Home Video Hovel- Payback, by David Bax
Documentary films come in so many different flavors, it’s almost laughable that they are treated as one single genre. Two of those styles that exist side by side are fact-based documentaries and editorial documentaries. Even those have no clear dividing line between them. Charles Ferguson’s Inside Job from 2010 would definitely qualify as fact-based but it also has an undeniable point of view. Jennifer Baichwal’s new film Payback is pretty firmly in the editorial camp, containing so few hard facts that it actually injures its own agenda-based directives.
Margaret Atwood’s 2008 nonfiction work, Payback: Debt and the Shadow Side of Wealth, serves as Baichwal’s playbook as she explores various types of debt that have manifested themselves in human culture because of a shared, Platonic ideal of balance to which we seem always to be trying to restore ourselves. Baichwal returns throughout the film to these different thematic strands, all while continually referencing the book, as read aloud by Atwood herself in a hypnotic voice like a failing loudspeaker that’s been cycling through the same monotone announcement for years.
Baichwal, just as she did in her memorable 2006 film Manufactured Landscapes, refuses to abandon the aesthetic possibilities of cinema in favor of documentary’s de rigueur low-key, “vérité” approach. There are crisp, rich images in Payback – such as those of the aftermath of the 2010 Deepwater Horizon oil spill – that are as breathtaking as they are unsettling. There is also a deep, nearly tactile sound design that reinforces the larger-than-life construct of the film.
Multiple permutations of debt are engaged. One of Baichwal’s chief focuses is the notion that punishment for a crime fulfills a debt to society. There are interviews with an American man who is in prison for breaking and entering. There are also lengthy sections dealing with a man under a sort of house arrest in Albania. Years ago, he attempted to kill his neighbor. Now, according to traditional Kanun law observed in some parts of Albania, he must now remain on his own property.

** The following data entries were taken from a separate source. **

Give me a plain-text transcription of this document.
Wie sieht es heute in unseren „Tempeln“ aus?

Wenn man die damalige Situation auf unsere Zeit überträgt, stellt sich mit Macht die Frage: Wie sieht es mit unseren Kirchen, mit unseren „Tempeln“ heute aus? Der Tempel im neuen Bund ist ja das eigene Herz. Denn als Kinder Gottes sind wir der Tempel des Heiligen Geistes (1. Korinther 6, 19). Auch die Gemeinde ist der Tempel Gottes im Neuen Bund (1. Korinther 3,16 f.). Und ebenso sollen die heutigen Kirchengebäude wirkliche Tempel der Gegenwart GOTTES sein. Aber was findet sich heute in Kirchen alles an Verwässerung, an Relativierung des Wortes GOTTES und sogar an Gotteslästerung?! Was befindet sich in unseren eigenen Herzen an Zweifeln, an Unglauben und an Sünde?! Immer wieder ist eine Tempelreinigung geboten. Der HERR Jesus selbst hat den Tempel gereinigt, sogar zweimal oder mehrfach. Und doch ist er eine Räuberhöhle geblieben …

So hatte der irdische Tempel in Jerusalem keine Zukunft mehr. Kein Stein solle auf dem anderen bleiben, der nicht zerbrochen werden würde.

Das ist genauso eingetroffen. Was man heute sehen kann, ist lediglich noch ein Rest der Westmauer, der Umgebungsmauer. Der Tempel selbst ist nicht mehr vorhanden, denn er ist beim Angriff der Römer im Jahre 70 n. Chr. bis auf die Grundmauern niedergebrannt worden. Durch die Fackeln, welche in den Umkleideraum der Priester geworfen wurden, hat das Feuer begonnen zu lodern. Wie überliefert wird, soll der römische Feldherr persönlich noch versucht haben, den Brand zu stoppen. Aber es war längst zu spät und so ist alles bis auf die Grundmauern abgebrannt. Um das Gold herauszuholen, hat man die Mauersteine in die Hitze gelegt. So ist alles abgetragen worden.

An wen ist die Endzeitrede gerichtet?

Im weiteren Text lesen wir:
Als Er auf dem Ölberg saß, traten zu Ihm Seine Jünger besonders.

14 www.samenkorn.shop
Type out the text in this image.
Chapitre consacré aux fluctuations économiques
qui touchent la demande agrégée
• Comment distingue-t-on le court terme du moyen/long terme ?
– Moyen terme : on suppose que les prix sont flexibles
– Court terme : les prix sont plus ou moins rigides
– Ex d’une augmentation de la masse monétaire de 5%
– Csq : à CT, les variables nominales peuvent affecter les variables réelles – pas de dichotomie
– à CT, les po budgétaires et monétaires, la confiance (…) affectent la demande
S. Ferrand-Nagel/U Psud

If he leaves it, the neighbor or his family can rightfully kill the man. Backing up and pontificating these examples is not just Atwood’s words but interviews with various experts, such as economist Raj Patel, who is one of many who weigh in on oil company BP’s debt for the toll it has taken on nature with things such as the Horizon explosion.
This topic, which dominates the latter part of the documentary, lends Payback its prevailing anti-corporate stance. Much of this attack is rooted in well-stated arguments. For example, if the spill did $100 billion worth of damage, how can BP’s $20 billion reparations fund be considered adequate? From there, however, Baichwal and Atwood go on, extrapolating their position on BP to essentially paint all corporations the same shade of evil. Jennifer Abbot and Mark Achbar’s 2003 editorial documentary The Corporation made a damn good case that all such entities are in fact evil, or at least sociopathic. But it took them nearly two and a half hours of running time. Baichwal, unfortunately, doesn’t even spend five minutes convincing us. She simply takes it as read.
A fact-based documentary attempts to teach you things. An editorial tries to persuade you. Payback does a decent job of persuasion until its final reel, where it overreaches and, in so doing, undermines the validity of its entire preceding argument.
Special features include a Q&A with Atwood and Baichwal and some deleted scenes.